Alain Juppé alerte sur les risques d'éclatement de l'Union européenne : diagnostic et perspectives
L'ancien Premier ministre français Alain Juppé a récemment lancé une alerte publique solennelle sur l'état de l'Union européenne (UE), exprimant une profonde inquiétude quant à un possible éclatement institutionnel et politique du projet européen. Ses déclarations, intervenues dans un contexte de multiples crises internes au bloc, soulèvent de nombreuses questions sur l'avenir de l'Europe unie, sa résilience et la manière dont ses membres peuvent surmonter les défis contemporains.
Les sources de la fracture européenne
Selon Juppé, l'UE traverse une période critique où les divergences entre États membres se creusent dangereusement. Ces divisions s'expriment tant sur le plan politique, économique que culturel. Le rejet croissant des élites supranationales et un regain de souveraineté dans plusieurs pays fragilisent la cohésion. Par ailleurs, la montée des populismes a intensifié la méfiance mutuelle, mettant en péril l'élan fédérateur historique.

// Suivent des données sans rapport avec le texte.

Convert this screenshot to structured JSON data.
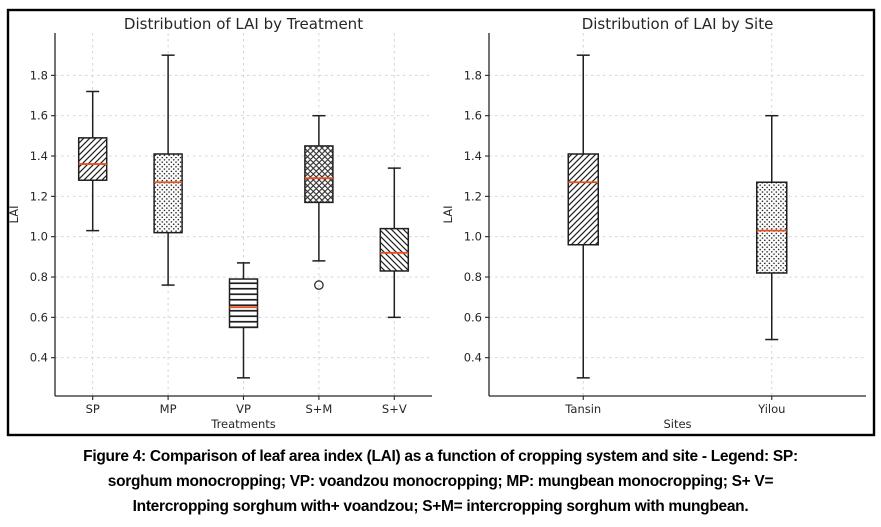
{
  "figure": {
    "caption_lines": [
      "Figure 4: Comparison of leaf area index (LAI) as a function of cropping system and site - Legend: SP:",
      "sorghum monocropping; VP: voandzou monocropping; MP: mungbean monocropping; S+ V=",
      "Intercropping sorghum with+ voandzou; S+M= intercropping sorghum with mungbean."
    ]
  },
  "style": {
    "frame_color": "#000000",
    "box_edge_color": "#1f1f1f",
    "median_color": "#e8501e",
    "grid_color": "#cfcfcf",
    "text_color": "#262626",
    "background": "#ffffff"
  },
  "chart_data": [
    {
      "type": "box",
      "title": "Distribution of LAI by Treatment",
      "xlabel": "Treatments",
      "ylabel": "LAI",
      "categories": [
        "SP",
        "MP",
        "VP",
        "S+M",
        "S+V"
      ],
      "yticks": [
        0.4,
        0.6,
        0.8,
        1.0,
        1.2,
        1.4,
        1.6,
        1.8
      ],
      "ylim": [
        0.21,
        2.01
      ],
      "grid": "dashed-both",
      "legend": "none",
      "boxes": [
        {
          "label": "SP",
          "whisker_low": 1.03,
          "q1": 1.28,
          "median": 1.36,
          "q3": 1.49,
          "whisker_high": 1.72,
          "hatch": "diagonal-up",
          "outliers": []
        },
        {
          "label": "MP",
          "whisker_low": 0.76,
          "q1": 1.02,
          "median": 1.27,
          "q3": 1.41,
          "whisker_high": 1.9,
          "hatch": "dots",
          "outliers": []
        },
        {
          "label": "VP",
          "whisker_low": 0.3,
          "q1": 0.55,
          "median": 0.65,
          "q3": 0.79,
          "whisker_high": 0.87,
          "hatch": "horizontal",
          "outliers": []
        },
        {
          "label": "S+M",
          "whisker_low": 0.88,
          "q1": 1.17,
          "median": 1.29,
          "q3": 1.45,
          "whisker_high": 1.6,
          "hatch": "crosshatch",
          "outliers": [
            0.76
          ]
        },
        {
          "label": "S+V",
          "whisker_low": 0.6,
          "q1": 0.83,
          "median": 0.92,
          "q3": 1.04,
          "whisker_high": 1.34,
          "hatch": "diagonal-down",
          "outliers": []
        }
      ]
    },
    {
      "type": "box",
      "title": "Distribution of LAI by Site",
      "xlabel": "Sites",
      "ylabel": "LAI",
      "categories": [
        "Tansin",
        "Yilou"
      ],
      "yticks": [
        0.4,
        0.6,
        0.8,
        1.0,
        1.2,
        1.4,
        1.6,
        1.8
      ],
      "ylim": [
        0.21,
        2.01
      ],
      "grid": "dashed-both",
      "legend": "none",
      "boxes": [
        {
          "label": "Tansin",
          "whisker_low": 0.3,
          "q1": 0.96,
          "median": 1.27,
          "q3": 1.41,
          "whisker_high": 1.9,
          "hatch": "diagonal-up",
          "outliers": []
        },
        {
          "label": "Yilou",
          "whisker_low": 0.49,
          "q1": 0.82,
          "median": 1.03,
          "q3": 1.27,
          "whisker_high": 1.6,
          "hatch": "dots",
          "outliers": []
        }
      ]
    }
  ]
}
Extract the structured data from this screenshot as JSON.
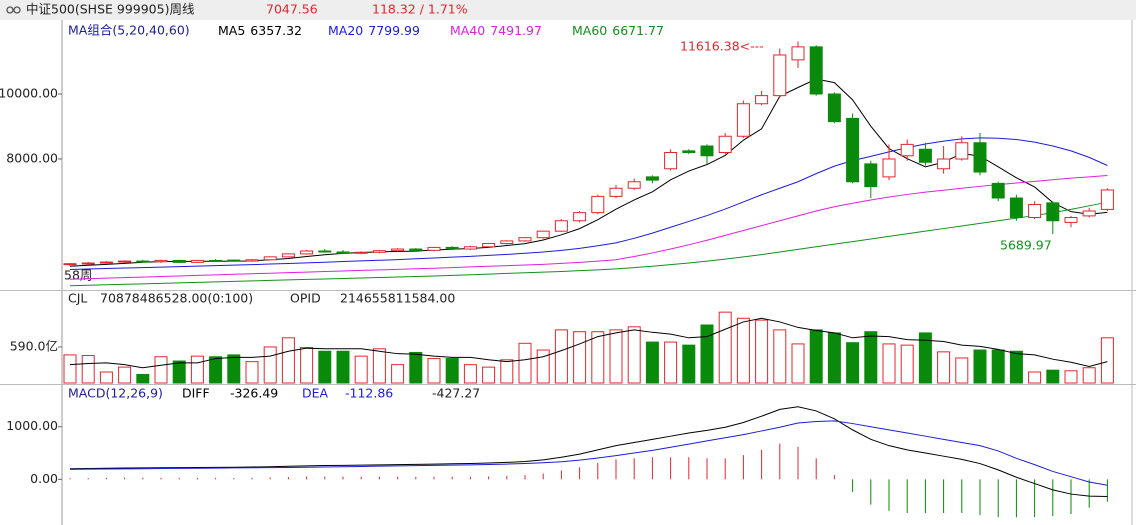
{
  "header": {
    "title": "中证500(SHSE 999905)周线",
    "price": "7047.56",
    "change": "118.32 / 1.71%"
  },
  "chart_data": [
    {
      "type": "candlestick",
      "legend_title": "MA组合(5,20,40,60)",
      "period_label": "58周",
      "annotations": [
        "11616.38<---",
        "5689.97"
      ],
      "up_color": "#e3262d",
      "down_color": "#0a8a0a",
      "open": [
        4750,
        4780,
        4800,
        4830,
        4860,
        4840,
        4880,
        4820,
        4880,
        4890,
        4860,
        4900,
        4990,
        5080,
        5170,
        5140,
        5100,
        5130,
        5180,
        5230,
        5190,
        5280,
        5230,
        5300,
        5400,
        5480,
        5580,
        5780,
        6100,
        6350,
        6850,
        7100,
        7450,
        7700,
        8250,
        8400,
        8200,
        8700,
        9700,
        9950,
        11050,
        11450,
        10000,
        9250,
        7850,
        7450,
        8100,
        8300,
        7700,
        8000,
        8500,
        7250,
        6800,
        6200,
        6650,
        6050,
        6250,
        6450
      ],
      "high": [
        4800,
        4830,
        4860,
        4880,
        4900,
        4900,
        4900,
        4900,
        4920,
        4910,
        4920,
        5000,
        5100,
        5200,
        5230,
        5200,
        5160,
        5200,
        5260,
        5260,
        5300,
        5320,
        5330,
        5420,
        5500,
        5600,
        5800,
        6150,
        6400,
        6900,
        7200,
        7400,
        7500,
        8300,
        8300,
        8450,
        8800,
        9800,
        10100,
        11400,
        11616.38,
        11500,
        10050,
        9400,
        7950,
        8450,
        8600,
        8500,
        8400,
        8700,
        8800,
        7300,
        6900,
        6700,
        6700,
        6250,
        6500,
        7100
      ],
      "low": [
        4700,
        4740,
        4780,
        4800,
        4820,
        4800,
        4800,
        4800,
        4850,
        4840,
        4840,
        4880,
        4970,
        5060,
        5120,
        5080,
        5070,
        5100,
        5150,
        5180,
        5160,
        5200,
        5200,
        5280,
        5370,
        5450,
        5550,
        5760,
        6050,
        6300,
        6800,
        7050,
        7250,
        7650,
        8150,
        7850,
        8150,
        8650,
        9650,
        9900,
        10800,
        9950,
        9100,
        7250,
        6800,
        7350,
        7950,
        7800,
        7550,
        7950,
        7500,
        6700,
        6100,
        6150,
        5689.97,
        5900,
        6200,
        6400
      ],
      "close": [
        4780,
        4800,
        4830,
        4860,
        4840,
        4880,
        4820,
        4880,
        4860,
        4860,
        4900,
        4990,
        5080,
        5170,
        5140,
        5100,
        5130,
        5180,
        5230,
        5190,
        5280,
        5230,
        5300,
        5400,
        5480,
        5580,
        5780,
        6100,
        6350,
        6850,
        7100,
        7300,
        7350,
        8200,
        8200,
        8100,
        8700,
        9700,
        9950,
        11200,
        11450,
        10000,
        9150,
        7300,
        7150,
        8000,
        8450,
        7900,
        8000,
        8500,
        7600,
        6800,
        6200,
        6600,
        6100,
        6200,
        6400,
        7047.56
      ],
      "series": [
        {
          "name": "MA5",
          "color": "#000000",
          "values": [
            4700,
            4730,
            4760,
            4790,
            4822,
            4842,
            4846,
            4856,
            4856,
            4860,
            4864,
            4902,
            4938,
            5000,
            5056,
            5096,
            5124,
            5144,
            5156,
            5166,
            5202,
            5222,
            5246,
            5280,
            5338,
            5398,
            5508,
            5668,
            5858,
            6132,
            6456,
            6740,
            6990,
            7360,
            7630,
            7830,
            8110,
            8580,
            8930,
            9930,
            10200,
            10460,
            10350,
            9820,
            9010,
            8320,
            8010,
            7760,
            7900,
            8170,
            8090,
            7760,
            7420,
            7140,
            6660,
            6380,
            6300,
            6357.32
          ]
        },
        {
          "name": "MA20",
          "color": "#1c1ce0",
          "values": [
            4600,
            4615,
            4630,
            4645,
            4660,
            4675,
            4690,
            4705,
            4720,
            4735,
            4750,
            4768,
            4786,
            4805,
            4825,
            4845,
            4865,
            4885,
            4905,
            4930,
            4955,
            4980,
            5005,
            5035,
            5065,
            5100,
            5140,
            5190,
            5250,
            5330,
            5420,
            5560,
            5720,
            5900,
            6080,
            6260,
            6460,
            6680,
            6900,
            7100,
            7300,
            7550,
            7780,
            7950,
            8080,
            8220,
            8350,
            8460,
            8550,
            8620,
            8650,
            8640,
            8600,
            8520,
            8400,
            8250,
            8050,
            7799.99
          ]
        },
        {
          "name": "MA40",
          "color": "#e020e0",
          "values": [
            4300,
            4317,
            4334,
            4351,
            4368,
            4385,
            4402,
            4419,
            4436,
            4453,
            4470,
            4487,
            4504,
            4521,
            4538,
            4555,
            4572,
            4589,
            4606,
            4623,
            4640,
            4660,
            4680,
            4700,
            4720,
            4740,
            4760,
            4790,
            4820,
            4860,
            4900,
            5000,
            5110,
            5230,
            5360,
            5500,
            5650,
            5800,
            5950,
            6100,
            6250,
            6400,
            6530,
            6640,
            6740,
            6830,
            6910,
            6980,
            7040,
            7100,
            7160,
            7210,
            7260,
            7310,
            7360,
            7410,
            7450,
            7491.97
          ]
        },
        {
          "name": "MA60",
          "color": "#14901e",
          "values": [
            4100,
            4115,
            4130,
            4145,
            4160,
            4175,
            4190,
            4205,
            4220,
            4235,
            4250,
            4265,
            4280,
            4295,
            4310,
            4325,
            4340,
            4355,
            4370,
            4385,
            4400,
            4420,
            4440,
            4460,
            4480,
            4500,
            4520,
            4540,
            4565,
            4590,
            4620,
            4660,
            4700,
            4750,
            4800,
            4860,
            4920,
            4990,
            5060,
            5140,
            5220,
            5300,
            5380,
            5460,
            5540,
            5620,
            5700,
            5780,
            5860,
            5940,
            6020,
            6100,
            6180,
            6260,
            6350,
            6450,
            6560,
            6671.77
          ]
        }
      ],
      "ylim": [
        3970,
        12215
      ],
      "yticks": [
        {
          "value": 8000,
          "label": "8000.00"
        },
        {
          "value": 10000,
          "label": "10000.00"
        }
      ]
    },
    {
      "type": "bar",
      "legend": [
        "CJL",
        "70878486528.00(0:100)",
        "OPID",
        "214655811584.00"
      ],
      "values": [
        460,
        450,
        180,
        260,
        140,
        430,
        360,
        440,
        430,
        460,
        350,
        590,
        740,
        580,
        520,
        520,
        440,
        560,
        300,
        500,
        400,
        400,
        300,
        260,
        380,
        650,
        540,
        870,
        840,
        840,
        870,
        920,
        670,
        670,
        620,
        950,
        1160,
        1060,
        1030,
        870,
        640,
        870,
        820,
        660,
        840,
        640,
        620,
        820,
        510,
        410,
        540,
        540,
        520,
        180,
        210,
        200,
        250,
        740
      ],
      "line": {
        "color": "#000000",
        "values": [
          300,
          320,
          330,
          300,
          250,
          290,
          330,
          330,
          400,
          420,
          420,
          440,
          520,
          570,
          560,
          560,
          560,
          520,
          480,
          470,
          440,
          420,
          420,
          380,
          350,
          380,
          430,
          530,
          640,
          760,
          820,
          870,
          830,
          800,
          740,
          760,
          880,
          1000,
          1060,
          1000,
          910,
          860,
          820,
          740,
          770,
          760,
          710,
          700,
          680,
          620,
          600,
          550,
          480,
          460,
          390,
          340,
          270,
          350
        ]
      },
      "ylim": [
        0,
        1490
      ],
      "yticks": [
        {
          "value": 590,
          "label": "590.0亿"
        }
      ]
    },
    {
      "type": "macd",
      "legend_title": "MACD(12,26,9)",
      "series": [
        {
          "name": "DIFF",
          "color": "#000000",
          "values": [
            200,
            205,
            210,
            215,
            218,
            220,
            222,
            225,
            228,
            230,
            235,
            240,
            248,
            256,
            262,
            266,
            270,
            275,
            280,
            284,
            290,
            295,
            300,
            310,
            322,
            340,
            370,
            420,
            480,
            560,
            640,
            700,
            760,
            820,
            880,
            930,
            990,
            1080,
            1200,
            1330,
            1380,
            1300,
            1150,
            940,
            760,
            640,
            560,
            500,
            440,
            380,
            300,
            180,
            40,
            -80,
            -200,
            -280,
            -320,
            -326.49
          ]
        },
        {
          "name": "DEA",
          "color": "#1c1ce0",
          "values": [
            190,
            193,
            196,
            199,
            202,
            205,
            208,
            211,
            214,
            217,
            220,
            223,
            226,
            230,
            235,
            240,
            245,
            250,
            255,
            260,
            265,
            270,
            275,
            282,
            290,
            300,
            315,
            335,
            365,
            405,
            450,
            500,
            550,
            610,
            670,
            730,
            790,
            850,
            920,
            990,
            1070,
            1100,
            1110,
            1060,
            1000,
            940,
            880,
            820,
            760,
            700,
            640,
            540,
            400,
            280,
            150,
            50,
            -50,
            -112.86
          ]
        }
      ],
      "histogram": {
        "up_color": "#e3262d",
        "down_color": "#0a8a0a",
        "values": [
          20,
          24,
          28,
          32,
          32,
          30,
          28,
          28,
          28,
          26,
          30,
          34,
          44,
          52,
          54,
          52,
          50,
          50,
          50,
          48,
          50,
          50,
          50,
          56,
          64,
          80,
          110,
          170,
          230,
          310,
          380,
          400,
          420,
          420,
          420,
          400,
          400,
          460,
          560,
          680,
          620,
          400,
          80,
          -240,
          -480,
          -600,
          -640,
          -640,
          -640,
          -640,
          -680,
          -720,
          -720,
          -720,
          -700,
          -660,
          -540,
          -427.27
        ]
      },
      "ylim": [
        -811,
        1774
      ],
      "yticks": [
        {
          "value": 0,
          "label": "0.00"
        },
        {
          "value": 1000,
          "label": "1000.00"
        }
      ]
    }
  ]
}
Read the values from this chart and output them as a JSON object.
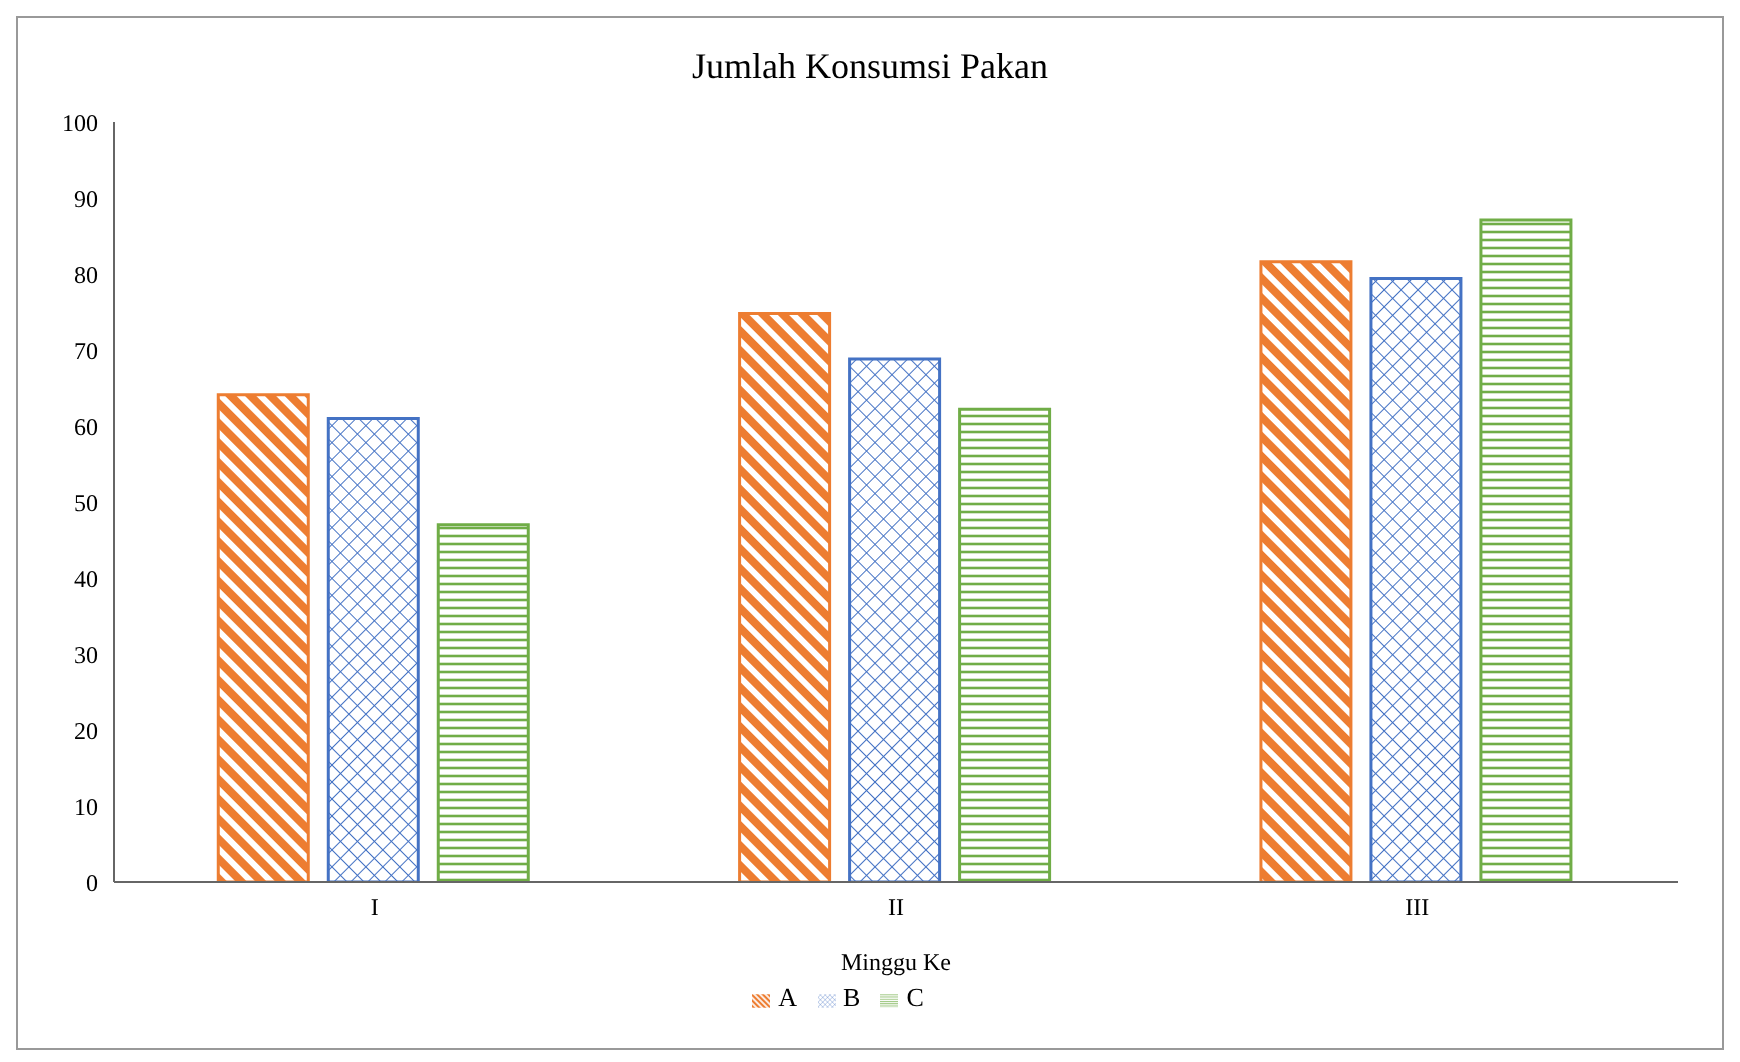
{
  "chart_data": {
    "type": "bar",
    "title": "Jumlah Konsumsi Pakan",
    "xlabel": "Minggu Ke",
    "categories": [
      "I",
      "II",
      "III"
    ],
    "series": [
      {
        "name": "A",
        "color": "#ed7d31",
        "values": [
          64.1,
          74.8,
          81.6
        ]
      },
      {
        "name": "B",
        "color": "#4472c4",
        "values": [
          61.0,
          68.8,
          79.4
        ]
      },
      {
        "name": "C",
        "color": "#70ad47",
        "values": [
          47.0,
          62.2,
          87.1
        ]
      }
    ],
    "ylim": [
      0,
      100
    ],
    "yticks": [
      0,
      10,
      20,
      30,
      40,
      50,
      60,
      70,
      80,
      90,
      100
    ],
    "grid": false,
    "legend": "bottom"
  }
}
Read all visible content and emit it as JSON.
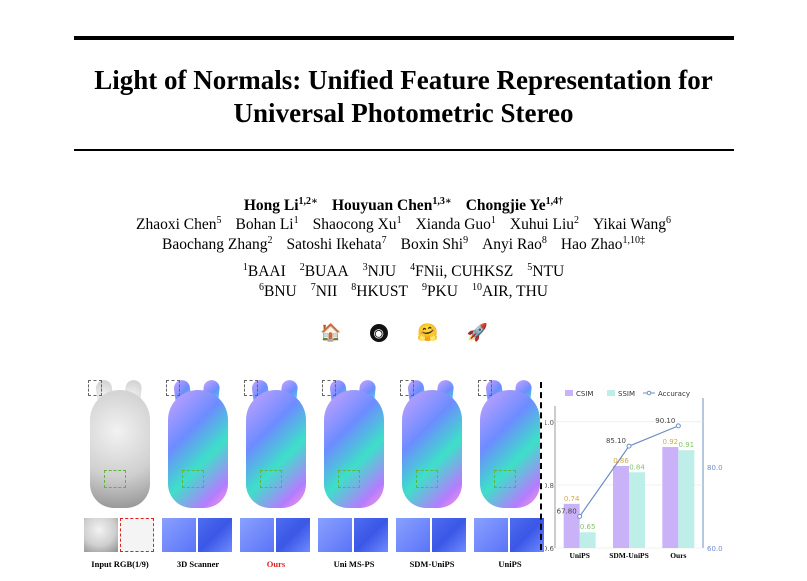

Plus spécifiquement, les différends sur la politique migratoire, la gestion économique post-pandémique, les approches climatiques et la politique étrangère divisent l'Union. Tandis que certains pays anciennement à la pointe promettent une intégration plus poussée, d'autres privilégient un retour au contrôle national, refusant le transfert accumulé de souveraineté.
Une urgence démocratique
Juppé pointe également un déficit démocratique qui alimente le scepticisme vis-à-vis de Bruxelles. Les institutions européennes sont souvent perçues comme éloignées des citoyens, insuffisamment transparentes et complexes. Ce hiatus entre gouvernance et attentes populaires crée un terrain favorable à la désunion.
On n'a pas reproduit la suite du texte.